It’s kind of usual habit to use sequence values for the primary key of a table. In this approach, what you do is to create a sequence and then access the sequence like mysequence.nextval in the insert statement. In this blog, I’m trying to explain the importance of the CACHE value of the sequence create command.
MY_SEQUENCE_PK
INCREMENT BY 1
START WITH 1
NOCYCLE
NOCACHE
NOORDER;
MY_SEQUENCE_PK
INCREMENT BY 1
START WITH 1
NOCYCLE
CACHE 1000
NOORDER;
How does CACHE work:
When the sequence.nextval is invoked on a sequence created with NOCACHE, an update query fired to set the current value to the sequence in the system tables, apart from the select query. If the sequence is accessed 1000 times, then the update query is also fired 1000 times.

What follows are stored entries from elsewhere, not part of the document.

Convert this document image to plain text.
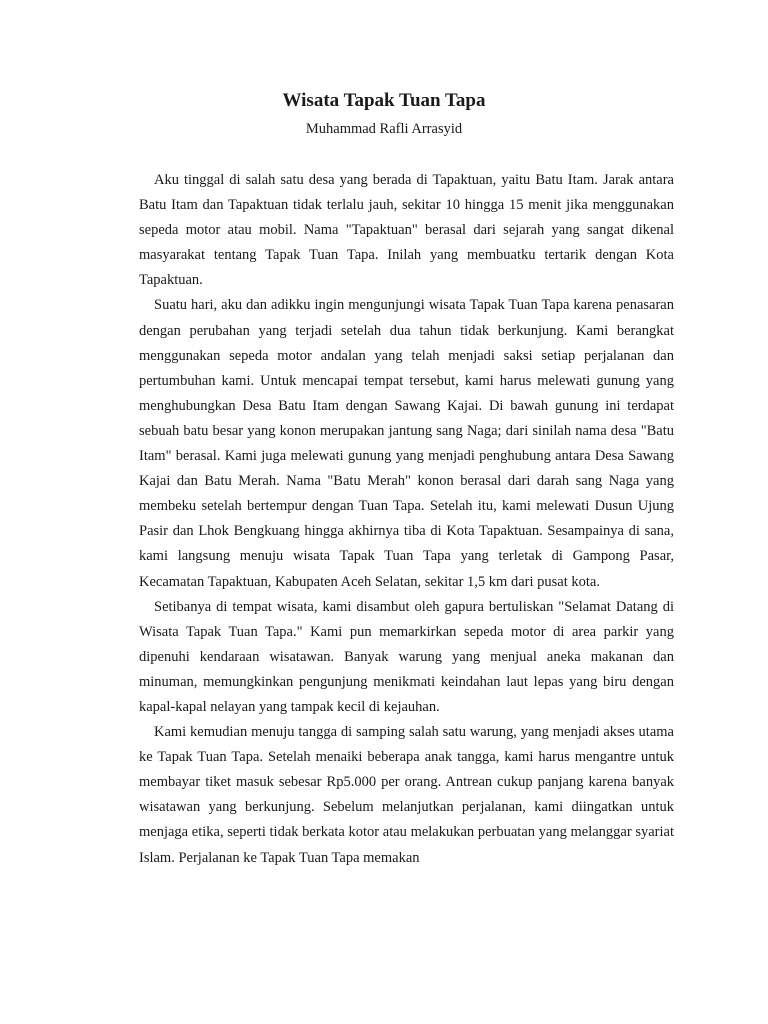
Wisata Tapak Tuan Tapa
Muhammad Rafli Arrasyid

Aku tinggal di salah satu desa yang berada di Tapaktuan, yaitu Batu Itam. Jarak antara Batu Itam dan Tapaktuan tidak terlalu jauh, sekitar 10 hingga 15 menit jika menggunakan sepeda motor atau mobil. Nama "Tapaktuan" berasal dari sejarah yang sangat dikenal masyarakat tentang Tapak Tuan Tapa. Inilah yang membuatku tertarik dengan Kota Tapaktuan.

Suatu hari, aku dan adikku ingin mengunjungi wisata Tapak Tuan Tapa karena penasaran dengan perubahan yang terjadi setelah dua tahun tidak berkunjung. Kami berangkat menggunakan sepeda motor andalan yang telah menjadi saksi setiap perjalanan dan pertumbuhan kami. Untuk mencapai tempat tersebut, kami harus melewati gunung yang menghubungkan Desa Batu Itam dengan Sawang Kajai. Di bawah gunung ini terdapat sebuah batu besar yang konon merupakan jantung sang Naga; dari sinilah nama desa "Batu Itam" berasal. Kami juga melewati gunung yang menjadi penghubung antara Desa Sawang Kajai dan Batu Merah. Nama "Batu Merah" konon berasal dari darah sang Naga yang membeku setelah bertempur dengan Tuan Tapa. Setelah itu, kami melewati Dusun Ujung Pasir dan Lhok Bengkuang hingga akhirnya tiba di Kota Tapaktuan. Sesampainya di sana, kami langsung menuju wisata Tapak Tuan Tapa yang terletak di Gampong Pasar, Kecamatan Tapaktuan, Kabupaten Aceh Selatan, sekitar 1,5 km dari pusat kota.

Setibanya di tempat wisata, kami disambut oleh gapura bertuliskan "Selamat Datang di Wisata Tapak Tuan Tapa." Kami pun memarkirkan sepeda motor di area parkir yang dipenuhi kendaraan wisatawan. Banyak warung yang menjual aneka makanan dan minuman, memungkinkan pengunjung menikmati keindahan laut lepas yang biru dengan kapal-kapal nelayan yang tampak kecil di kejauhan.

Kami kemudian menuju tangga di samping salah satu warung, yang menjadi akses utama ke Tapak Tuan Tapa. Setelah menaiki beberapa anak tangga, kami harus mengantre untuk membayar tiket masuk sebesar Rp5.000 per orang. Antrean cukup panjang karena banyak wisatawan yang berkunjung. Sebelum melanjutkan perjalanan, kami diingatkan untuk menjaga etika, seperti tidak berkata kotor atau melakukan perbuatan yang melanggar syariat Islam. Perjalanan ke Tapak Tuan Tapa memakan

When the sequence.nextval is invoked on a sequence created with CACHE 1000, an update query is fired only once and it will set the current value to a number incremented by 1000. The sequence values will be in the buffer cache and the insert query can use those values. Gain is that we save 1000 update queries while inserting data into the table.

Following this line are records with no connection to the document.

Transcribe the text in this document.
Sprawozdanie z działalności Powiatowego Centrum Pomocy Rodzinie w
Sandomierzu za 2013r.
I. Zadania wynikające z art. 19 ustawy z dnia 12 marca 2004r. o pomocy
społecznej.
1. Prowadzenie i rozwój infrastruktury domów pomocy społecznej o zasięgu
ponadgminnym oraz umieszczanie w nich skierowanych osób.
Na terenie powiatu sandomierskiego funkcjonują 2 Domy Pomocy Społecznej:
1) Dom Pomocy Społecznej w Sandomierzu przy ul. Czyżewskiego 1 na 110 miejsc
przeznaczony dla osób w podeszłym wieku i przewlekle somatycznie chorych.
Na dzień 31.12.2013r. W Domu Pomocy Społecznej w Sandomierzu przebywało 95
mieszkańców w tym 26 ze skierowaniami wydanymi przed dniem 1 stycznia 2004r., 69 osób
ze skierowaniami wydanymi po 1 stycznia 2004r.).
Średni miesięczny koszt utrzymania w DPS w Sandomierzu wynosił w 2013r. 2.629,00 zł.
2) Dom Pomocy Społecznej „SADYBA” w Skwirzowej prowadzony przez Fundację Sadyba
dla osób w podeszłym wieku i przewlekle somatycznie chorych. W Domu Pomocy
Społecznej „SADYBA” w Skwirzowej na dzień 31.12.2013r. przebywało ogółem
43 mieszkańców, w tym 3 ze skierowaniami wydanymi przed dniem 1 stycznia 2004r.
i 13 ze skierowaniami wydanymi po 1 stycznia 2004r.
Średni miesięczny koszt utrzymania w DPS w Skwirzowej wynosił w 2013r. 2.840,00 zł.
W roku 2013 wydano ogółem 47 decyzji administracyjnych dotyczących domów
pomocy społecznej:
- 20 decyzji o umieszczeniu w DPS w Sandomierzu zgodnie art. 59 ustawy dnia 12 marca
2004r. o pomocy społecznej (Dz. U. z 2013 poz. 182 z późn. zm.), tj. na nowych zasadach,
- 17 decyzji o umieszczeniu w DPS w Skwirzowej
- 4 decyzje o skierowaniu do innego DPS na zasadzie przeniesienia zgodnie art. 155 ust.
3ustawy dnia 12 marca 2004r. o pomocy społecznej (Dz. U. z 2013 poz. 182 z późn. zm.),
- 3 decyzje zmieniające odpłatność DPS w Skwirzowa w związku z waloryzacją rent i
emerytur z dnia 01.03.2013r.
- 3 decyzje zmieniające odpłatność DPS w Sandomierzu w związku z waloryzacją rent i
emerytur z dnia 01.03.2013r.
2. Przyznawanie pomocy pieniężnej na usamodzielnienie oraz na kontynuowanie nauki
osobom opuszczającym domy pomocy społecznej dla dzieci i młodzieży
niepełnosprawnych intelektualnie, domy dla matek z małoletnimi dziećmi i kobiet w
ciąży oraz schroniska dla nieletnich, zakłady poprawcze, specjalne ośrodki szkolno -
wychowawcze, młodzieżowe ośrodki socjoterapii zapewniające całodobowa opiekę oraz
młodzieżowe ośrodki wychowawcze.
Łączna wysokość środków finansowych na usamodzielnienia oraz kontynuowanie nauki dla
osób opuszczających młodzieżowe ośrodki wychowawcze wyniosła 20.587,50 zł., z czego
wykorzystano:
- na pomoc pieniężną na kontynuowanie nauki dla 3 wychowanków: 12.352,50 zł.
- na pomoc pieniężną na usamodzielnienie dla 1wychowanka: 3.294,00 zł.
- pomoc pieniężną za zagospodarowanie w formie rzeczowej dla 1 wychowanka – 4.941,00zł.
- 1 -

The CACHE value can be used, for sure, in data migration cases where large number of records is inserted into the database.
Where this should not be used:
- You should use the cache pretty much everywhere.

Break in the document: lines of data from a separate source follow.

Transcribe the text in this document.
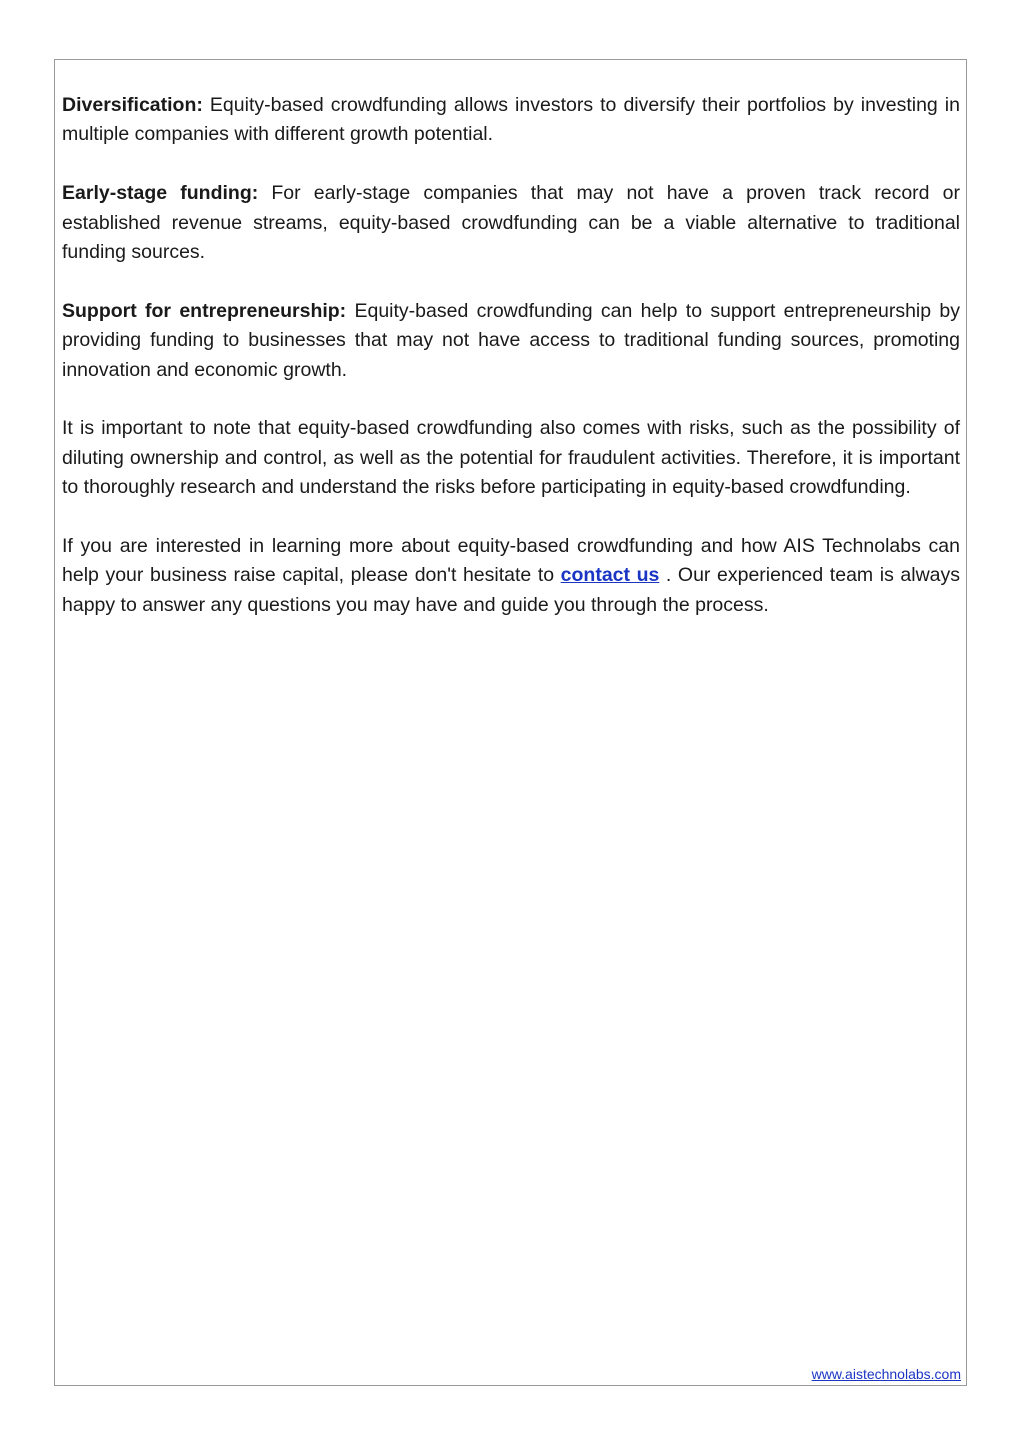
Diversification: Equity-based crowdfunding allows investors to diversify their portfolios by investing in multiple companies with different growth potential.

Early-stage funding: For early-stage companies that may not have a proven track record or established revenue streams, equity-based crowdfunding can be a viable alternative to traditional funding sources.

Support for entrepreneurship: Equity-based crowdfunding can help to support entrepreneurship by providing funding to businesses that may not have access to traditional funding sources, promoting innovation and economic growth.

It is important to note that equity-based crowdfunding also comes with risks, such as the possibility of diluting ownership and control, as well as the potential for fraudulent activities. Therefore, it is important to thoroughly research and understand the risks before participating in equity-based crowdfunding.

If you are interested in learning more about equity-based crowdfunding and how AIS Technolabs can help your business raise capital, please don't hesitate to contact us . Our experienced team is always happy to answer any questions you may have and guide you through the process.

www.aistechnolabs.com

- If the sequence is seldom used, then cache value need not be provided. For e.g, primary key for a Airplane Model table. New Models doesn’t get added daily and hence the access to this sequence would be very limited.
- If you need almost continuous values from the sequence and it’s a multi user system, then probably cache should not be used. However, this would cost performance of the statements that use nextval call.